In-the-lab (ITL): We identify two broad test environments: in-the-lab and in-the-wild. ITL test environments are taken to include several subtypes.
In-the-wild: Some usecases are conducted in fully live environments such as shopping centres, caf\'es or hotel foyers.
ITL-Artificial: Ideally, the usecase would be conducted in-the-wild but for some reason---such as danger to the participant or to potential bystanders---a public setting is impractical. Artificial test environments include off-road setups or exhibition spaces.
ITL-Audio-Visual: Many usecases involve presentation of video. Here, the participant observes an interaction rather than participating in it. Nevertheless, a video experience can facilitate immersion, albeit to a lesser degree than when using VR.
ITL-Immersive: Because of risk or perhaps because the usecase involves a futuristic experience not possible in the real world, an immersive test environment may be preferred. Typically, simulation equipment is involved, such as a virtual reality (VR) headset, an AV simulation, and/or sophisticated software development.
ITL-In-person: Some usecases involving neither (a), (b) nor (c) nevertheless require participants to attend the lab in-person, e.g.,~to participate in a human-AI team-building exercise or if a scenario demands the use of special equipment.
ITL-online: Experiments using these scenarios are typically conducted fully online, e.g., using platforms such as Prolific (https: //www.prolific.com/) or Mechanical Turk., (https: //www.mturk.com/). An advantage of the online platform is the ability to present scenarios as `vignettes', that is, in purely textual format or with graphics, asking participants to imagine what might otherwise be a complex and expensive immersive experience.
Trust type
Trust can be defined as the belief that an entity will help you achieve your goal in a potentially risky situation. Commentators differentiate between two types: competency-based and value-based.
Competency-based: Sometimes described as 'professional' or 'cognitive'. The UC looks for reliability, whether the system seems fit for purpose. Distinguished from value-based trust.
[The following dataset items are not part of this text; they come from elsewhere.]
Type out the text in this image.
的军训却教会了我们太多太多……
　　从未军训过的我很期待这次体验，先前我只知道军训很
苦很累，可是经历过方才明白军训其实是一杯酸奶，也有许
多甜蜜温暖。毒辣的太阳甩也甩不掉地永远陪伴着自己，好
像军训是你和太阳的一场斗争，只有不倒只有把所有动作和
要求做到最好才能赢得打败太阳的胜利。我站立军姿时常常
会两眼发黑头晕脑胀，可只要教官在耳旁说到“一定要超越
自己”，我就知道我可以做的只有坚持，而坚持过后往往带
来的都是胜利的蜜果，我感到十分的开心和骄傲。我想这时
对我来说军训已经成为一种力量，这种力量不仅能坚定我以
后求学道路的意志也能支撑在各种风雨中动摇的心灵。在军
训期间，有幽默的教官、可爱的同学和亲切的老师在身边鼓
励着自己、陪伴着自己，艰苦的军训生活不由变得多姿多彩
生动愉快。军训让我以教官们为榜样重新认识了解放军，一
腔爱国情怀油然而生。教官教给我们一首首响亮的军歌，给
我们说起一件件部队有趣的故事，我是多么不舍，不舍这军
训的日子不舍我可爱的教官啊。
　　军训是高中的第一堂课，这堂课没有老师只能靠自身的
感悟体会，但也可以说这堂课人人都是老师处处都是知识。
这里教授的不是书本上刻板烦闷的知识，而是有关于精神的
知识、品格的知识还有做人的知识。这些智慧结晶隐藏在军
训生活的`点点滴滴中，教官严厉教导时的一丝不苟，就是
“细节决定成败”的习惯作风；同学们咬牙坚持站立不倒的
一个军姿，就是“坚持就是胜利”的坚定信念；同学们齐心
Value-based: A UC testing for value-based or 'moral' trust looks for human-like qualities, such as whether the AI seems fair or honest. Distinguished from competency-based trust.
Other Terms
Characteristic: This is a sub-category, a ‘type’ of dimension.. Under our classification system, each dimension (or ‘class’) has a different possible characteristic (or ‘type’).
Contributor: A registered user of the library, with permission to upload usecases or comments on the usecases uploaded by others. Depending on the number of contributions made, different coloured medals may be awarded.
Dimension: Dimension is just another word for a class or category. We have classified usecases under four ‘core’ dimensions (trust type, experience, interaction and risk) and four transferability dimensions (system type, test environment, measurement and application domain).
ITL: In-the-lab test environment
TAS: Trustworthy Autonomous Systems
Transferability: A fully transferable usecase is one that can be assessed using multiple metrics, applied to multiple system types under multiple test environments and in multiple domains. To evaluate, we ask in relation to each dimension: can the usecase operate in contexts other than that for which it was originally designed?
UC: Abbreviation for usecase, used by us to describe an experimental scenario involving human/s and AI system/s used to evaluate some aspect of human trust or AI trustworthiness.
User rating: A subjective rating based on contributor evaluations of a UCs usability and transferability.